Le silence, à l'autre bout de la ligne, ne dura pas très longtemps. Dom entendit son frère pousser un sifflement appréciateur.

-              L'agent double idéal. Sincèrement, on aurait du y penser plutôt que de faire les tueurs à gages.

-              C'est... Sale, Ash.

-              Très. Pourquoi diable un Maître de Ville nous a demandé la tête de ce salopard? Et franchement, vu les conditions posées, c'est personnel.

-              Simple. Il y a peu de temps, la cible a croisé un vampire et, chose suffisamment rare pour être soulignée, ils se sont bien entendus. Malheureusement, pour une raison que personne n'a expliquée, le vampire l'a mordu et... a tué le loup à l'intérieur de l'humain.

-              Quoi?? C'est possible, ça?!

-              Il semblerait. Cela dit, je ne miserais pas un liard sur la fiabilité de cette technique. Mais le vampire doit être en danger... Tu connais la règle: En combat, la guerre ne se déclenche pas. Mais si l'un mange l'autre, il doit être sacrifié.

-              Et le vampire est lié à notre client... Son enfant ou son amant, je suppose. Donc, c'est une vengeance et là, pour le coup, c'est très personnel. Hum...

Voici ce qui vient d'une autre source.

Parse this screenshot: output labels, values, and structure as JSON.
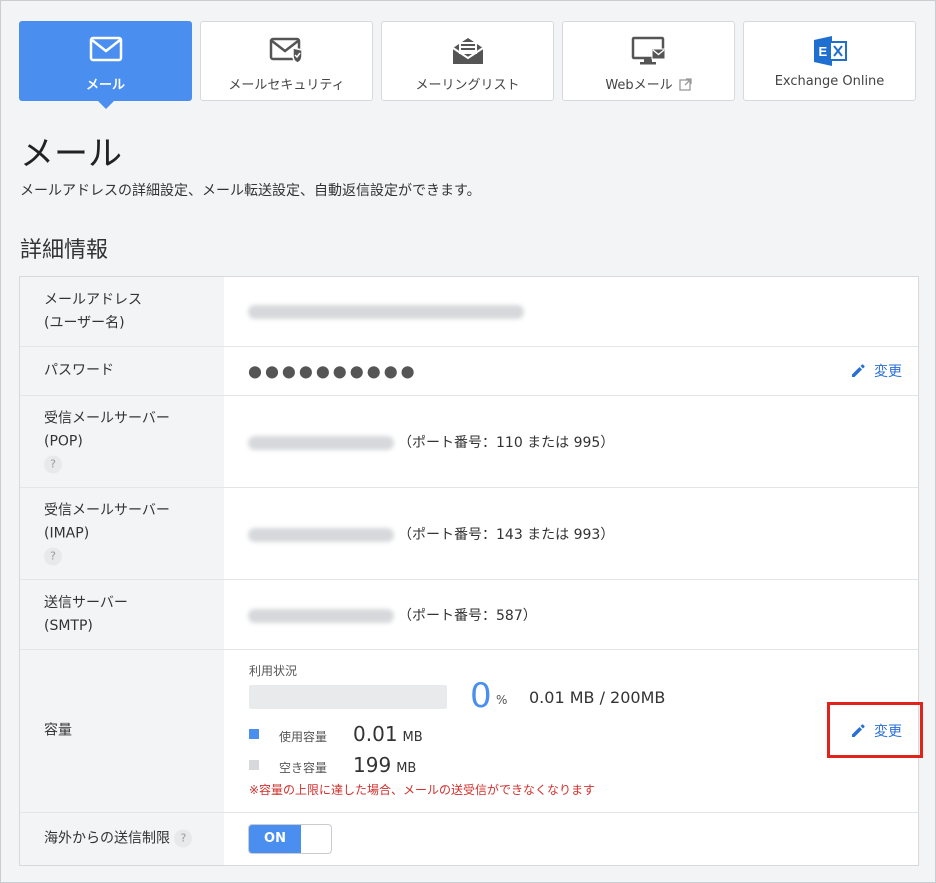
{
  "tabs": [
    {
      "label": "メール",
      "icon": "mail-icon",
      "active": true
    },
    {
      "label": "メールセキュリティ",
      "icon": "mail-shield-icon"
    },
    {
      "label": "メーリングリスト",
      "icon": "mailing-list-icon"
    },
    {
      "label": "Webメール",
      "icon": "monitor-mail-icon",
      "external": true
    },
    {
      "label": "Exchange Online",
      "icon": "exchange-icon"
    }
  ],
  "page": {
    "title": "メール",
    "description": "メールアドレスの詳細設定、メール転送設定、自動返信設定ができます。",
    "section_title": "詳細情報"
  },
  "details": {
    "email": {
      "label_1": "メールアドレス",
      "label_2": "(ユーザー名)"
    },
    "password": {
      "label": "パスワード",
      "value": "●●●●●●●●●●",
      "edit": "変更"
    },
    "pop": {
      "label_1": "受信メールサーバー",
      "label_2": "(POP)",
      "help": "?",
      "port": "（ポート番号：110 または 995）"
    },
    "imap": {
      "label_1": "受信メールサーバー",
      "label_2": "(IMAP)",
      "help": "?",
      "port": "（ポート番号：143 または 993）"
    },
    "smtp": {
      "label_1": "送信サーバー",
      "label_2": "(SMTP)",
      "port": "（ポート番号：587）"
    },
    "capacity": {
      "label": "容量",
      "usage_label": "利用状況",
      "percent": "0",
      "percent_sign": "%",
      "usage_fraction": 0.0,
      "total": "0.01 MB / 200MB",
      "used_label": "使用容量",
      "used_value": "0.01",
      "used_unit": "MB",
      "free_label": "空き容量",
      "free_value": "199",
      "free_unit": "MB",
      "warning": "※容量の上限に達した場合、メールの送受信ができなくなります",
      "edit": "変更"
    },
    "overseas": {
      "label": "海外からの送信制限",
      "help": "?",
      "toggle": "ON"
    }
  },
  "colors": {
    "accent": "#4a8ef0",
    "link": "#2a6fd6",
    "warning": "#d0312d",
    "highlight": "#e0241b",
    "free": "#d6d8db"
  }
}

Le loup avisa une petite épicerie ouverte et s'arrêta pour acheter de quoi manger. Depuis son réveil, quelques heures auparavant, il n'avait pensé qu'à manger. Et Dieu savait qu'il mangeait beaucoup ces temps-ci... Mais ça laissait le temps à Ash pour réfléchir.

-              Question, petit frère. Le vampire est mort?

-              Aucune idée.

-              Dommage. Je suis sur que notre employeur aurait pu vendre cette information contre la vie de son bien. Bref... Tu sais où ils se dirigent?

-              Tanière de Londres.

-              Oh, merde.

-              Je ne sais pas combien de temps ils vont y rester. Le mieux est que je commence le repérage pendant la journée. Tu me rejoins à la nuit tombée.

-              Nom de dieu, ça fait plus de huit heures à attendre!

-              Arrête de jurer. On n’a pas le choix.